Qwen2.5-VL full sft dtype error
Reminder
- [x] I have read the above rules and searched the existing issues.
System Info
-
llamafactoryversion: 0.9.2.dev0 - Platform: Linux-3.10.0-1160.el7.x86_64-x86_64-with-glibc2.35
- Python version: 3.10.12
- PyTorch version: 2.5.1+cu124 (GPU)
- Transformers version: 4.49.0.dev0
- Datasets version: 3.2.0
- Accelerate version: 1.2.1
- PEFT version: 0.12.0
- TRL version: 0.9.6
- GPU type: NVIDIA A800-SXM4-80GB
- DeepSpeed version: 0.16.2
- vLLM version: 0.6.5
Reproduction
Training script
### model
model_name_or_path: /model/base/qwen/Qwen2.5-VL-7B-Instruct
### method
stage: sft
do_train: true
finetuning_type: full
freeze_vision_tower: true # choices: [true, false]
train_mm_proj_only: false # choices: [true, false]
deepspeed: examples/deepspeed/ds_z3_config.json # choices: [ds_z0_config.json, ds_z2_config.json, ds_z3_config.json]
flash_attn: fa2
### dataset
dataset: longwriter-v-10k
template: qwen2_vl
cutoff_len: 32768
# max_samples: 1000
overwrite_cache: true
preprocessing_num_workers: 8
### output
output_dir: /model/trained/qwen/qwen2.5_vl-7b=
logging_steps: 1
save_steps: 100
plot_loss: true
overwrite_output_dir: true
### train
per_device_train_batch_size: 1
gradient_accumulation_steps: 2
learning_rate: 1.0e-5
num_train_epochs: 3
lr_scheduler_type: cosine
warmup_ratio: 0.1
bf16: true
ddp_timeout: 180000000
### eval
# val_size: 0.001
# per_device_eval_batch_size: 1
# eval_strategy: steps
# eval_steps: 100
Error message:
[rank0]: Traceback (most recent call last):
[rank0]: File "/app/src/llamafactory/launcher.py", line 23, in <module>
[rank0]: launch()
[rank0]: File "/app/src/llamafactory/launcher.py", line 19, in launch
[rank0]: run_exp()
[rank0]: File "/app/src/llamafactory/train/tuner.py", line 92, in run_exp
[rank0]: _training_function(config={"args": args, "callbacks": callbacks})
[rank0]: File "/app/src/llamafactory/train/tuner.py", line 66, in _training_function
[rank0]: run_sft(model_args, data_args, training_args, finetuning_args, generating_args, callbacks)

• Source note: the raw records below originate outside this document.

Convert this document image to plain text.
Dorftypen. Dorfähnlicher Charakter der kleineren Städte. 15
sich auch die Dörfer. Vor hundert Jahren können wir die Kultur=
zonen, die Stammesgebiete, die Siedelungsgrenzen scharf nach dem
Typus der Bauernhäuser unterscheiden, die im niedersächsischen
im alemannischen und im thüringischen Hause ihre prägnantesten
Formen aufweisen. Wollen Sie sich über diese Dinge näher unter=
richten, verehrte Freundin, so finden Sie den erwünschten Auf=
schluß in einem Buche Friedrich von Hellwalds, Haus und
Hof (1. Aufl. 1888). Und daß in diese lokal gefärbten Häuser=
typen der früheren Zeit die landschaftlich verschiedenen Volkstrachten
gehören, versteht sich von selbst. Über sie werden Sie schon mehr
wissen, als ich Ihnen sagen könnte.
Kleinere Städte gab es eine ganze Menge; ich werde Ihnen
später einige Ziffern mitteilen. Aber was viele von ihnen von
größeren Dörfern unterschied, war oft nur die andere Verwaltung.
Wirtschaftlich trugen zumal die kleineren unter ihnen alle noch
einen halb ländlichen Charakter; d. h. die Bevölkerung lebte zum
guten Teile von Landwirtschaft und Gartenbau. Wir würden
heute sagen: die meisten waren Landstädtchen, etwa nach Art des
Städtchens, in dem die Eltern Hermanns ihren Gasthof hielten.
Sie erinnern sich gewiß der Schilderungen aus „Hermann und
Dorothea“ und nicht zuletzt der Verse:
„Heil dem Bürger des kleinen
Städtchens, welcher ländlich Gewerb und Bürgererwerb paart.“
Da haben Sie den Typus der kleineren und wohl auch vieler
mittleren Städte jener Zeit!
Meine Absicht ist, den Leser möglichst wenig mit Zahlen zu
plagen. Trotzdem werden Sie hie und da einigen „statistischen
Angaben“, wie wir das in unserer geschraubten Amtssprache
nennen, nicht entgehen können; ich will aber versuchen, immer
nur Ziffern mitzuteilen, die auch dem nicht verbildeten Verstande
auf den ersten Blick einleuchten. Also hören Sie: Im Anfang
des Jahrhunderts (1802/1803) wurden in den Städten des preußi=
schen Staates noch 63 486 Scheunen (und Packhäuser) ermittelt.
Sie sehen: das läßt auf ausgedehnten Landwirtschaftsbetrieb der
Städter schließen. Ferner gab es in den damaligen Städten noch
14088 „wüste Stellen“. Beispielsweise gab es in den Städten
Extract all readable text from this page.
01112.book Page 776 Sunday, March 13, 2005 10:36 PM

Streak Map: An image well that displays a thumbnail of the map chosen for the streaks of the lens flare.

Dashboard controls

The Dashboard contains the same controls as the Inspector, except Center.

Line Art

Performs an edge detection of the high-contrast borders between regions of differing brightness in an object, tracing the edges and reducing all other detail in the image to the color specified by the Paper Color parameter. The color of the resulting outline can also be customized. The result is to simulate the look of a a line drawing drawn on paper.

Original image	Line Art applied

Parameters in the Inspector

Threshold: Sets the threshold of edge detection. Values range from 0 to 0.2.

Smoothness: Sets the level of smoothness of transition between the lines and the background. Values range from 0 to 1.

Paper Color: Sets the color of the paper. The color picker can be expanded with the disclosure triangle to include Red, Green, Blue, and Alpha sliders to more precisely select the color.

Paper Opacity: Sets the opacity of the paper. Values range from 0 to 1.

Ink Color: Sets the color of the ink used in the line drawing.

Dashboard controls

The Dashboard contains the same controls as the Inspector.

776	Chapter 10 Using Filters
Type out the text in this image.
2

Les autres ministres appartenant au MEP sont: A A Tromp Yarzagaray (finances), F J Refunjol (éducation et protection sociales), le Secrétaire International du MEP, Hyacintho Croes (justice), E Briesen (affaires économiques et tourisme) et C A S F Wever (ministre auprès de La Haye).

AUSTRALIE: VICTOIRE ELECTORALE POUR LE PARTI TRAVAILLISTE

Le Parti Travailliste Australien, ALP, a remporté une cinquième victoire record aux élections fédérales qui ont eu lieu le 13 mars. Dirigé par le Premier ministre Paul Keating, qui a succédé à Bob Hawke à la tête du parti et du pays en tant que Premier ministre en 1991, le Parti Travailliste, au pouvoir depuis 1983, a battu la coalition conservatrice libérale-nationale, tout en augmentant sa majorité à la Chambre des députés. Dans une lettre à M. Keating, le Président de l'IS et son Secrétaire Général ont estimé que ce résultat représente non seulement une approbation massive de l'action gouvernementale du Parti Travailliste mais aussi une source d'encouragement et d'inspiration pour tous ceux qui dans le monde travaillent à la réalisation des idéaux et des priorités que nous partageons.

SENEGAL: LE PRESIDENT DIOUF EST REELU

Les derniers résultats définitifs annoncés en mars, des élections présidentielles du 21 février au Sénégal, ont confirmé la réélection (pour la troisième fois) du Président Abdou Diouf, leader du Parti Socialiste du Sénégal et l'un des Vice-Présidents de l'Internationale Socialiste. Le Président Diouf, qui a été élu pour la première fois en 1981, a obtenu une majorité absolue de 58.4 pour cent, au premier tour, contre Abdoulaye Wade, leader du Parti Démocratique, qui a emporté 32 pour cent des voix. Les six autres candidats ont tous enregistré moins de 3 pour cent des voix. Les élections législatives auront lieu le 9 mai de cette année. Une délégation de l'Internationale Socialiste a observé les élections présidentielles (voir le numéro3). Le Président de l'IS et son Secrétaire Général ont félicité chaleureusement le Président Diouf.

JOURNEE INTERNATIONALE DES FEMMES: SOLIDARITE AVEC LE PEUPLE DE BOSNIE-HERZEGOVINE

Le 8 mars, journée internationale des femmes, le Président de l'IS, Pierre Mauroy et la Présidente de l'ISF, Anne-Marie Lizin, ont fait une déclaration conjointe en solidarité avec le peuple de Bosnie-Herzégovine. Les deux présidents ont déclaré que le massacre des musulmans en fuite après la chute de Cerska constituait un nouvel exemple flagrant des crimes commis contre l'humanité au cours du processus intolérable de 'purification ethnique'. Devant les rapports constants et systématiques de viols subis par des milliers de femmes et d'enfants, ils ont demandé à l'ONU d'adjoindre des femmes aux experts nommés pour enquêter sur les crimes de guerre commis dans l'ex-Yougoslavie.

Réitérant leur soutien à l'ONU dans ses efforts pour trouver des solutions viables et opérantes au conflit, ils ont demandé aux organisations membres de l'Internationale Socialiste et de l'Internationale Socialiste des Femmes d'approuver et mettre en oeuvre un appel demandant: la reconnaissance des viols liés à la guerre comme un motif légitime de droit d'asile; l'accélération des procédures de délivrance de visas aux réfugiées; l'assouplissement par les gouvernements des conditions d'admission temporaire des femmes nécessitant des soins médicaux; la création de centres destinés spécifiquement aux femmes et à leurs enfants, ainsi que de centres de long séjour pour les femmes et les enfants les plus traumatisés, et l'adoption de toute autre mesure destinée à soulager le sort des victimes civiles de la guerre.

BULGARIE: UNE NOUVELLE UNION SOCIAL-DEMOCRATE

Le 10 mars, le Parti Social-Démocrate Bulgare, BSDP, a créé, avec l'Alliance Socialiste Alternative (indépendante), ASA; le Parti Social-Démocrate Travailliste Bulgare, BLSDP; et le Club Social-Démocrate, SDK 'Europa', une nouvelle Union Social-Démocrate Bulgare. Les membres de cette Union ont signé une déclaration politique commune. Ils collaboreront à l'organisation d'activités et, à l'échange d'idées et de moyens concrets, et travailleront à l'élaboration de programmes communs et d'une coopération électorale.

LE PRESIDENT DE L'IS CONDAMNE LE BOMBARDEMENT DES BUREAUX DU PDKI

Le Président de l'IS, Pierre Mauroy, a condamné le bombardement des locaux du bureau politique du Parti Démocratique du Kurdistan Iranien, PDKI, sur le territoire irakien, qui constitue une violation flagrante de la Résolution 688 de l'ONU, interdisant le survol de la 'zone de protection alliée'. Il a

[rank0]: File "/app/src/llamafactory/train/sft/workflow.py", line 101, in run_sft
[rank0]: train_result = trainer.train(resume_from_checkpoint=training_args.resume_from_checkpoint)
[rank0]: File "/usr/local/lib/python3.10/dist-packages/transformers/trainer.py", line 2184, in train
[rank0]: return inner_training_loop(
[rank0]: File "/usr/local/lib/python3.10/dist-packages/transformers/trainer.py", line 2490, in _inner_training_loop
[rank0]: tr_loss_step = self.training_step(model, inputs, num_items_in_batch)
[rank0]: File "/usr/local/lib/python3.10/dist-packages/transformers/trainer.py", line 3598, in training_step
[rank0]: loss = self.compute_loss(model, inputs, num_items_in_batch=num_items_in_batch)
[rank0]: File "/usr/local/lib/python3.10/dist-packages/transformers/trainer.py", line 3659, in compute_loss
[rank0]: outputs = model(**inputs)
[rank0]: File "/usr/local/lib/python3.10/dist-packages/torch/nn/modules/module.py", line 1736, in _wrapped_call_impl
[rank0]: return self._call_impl(*args, **kwargs)
[rank0]: File "/usr/local/lib/python3.10/dist-packages/torch/nn/modules/module.py", line 1747, in _call_impl
[rank0]: return forward_call(*args, **kwargs)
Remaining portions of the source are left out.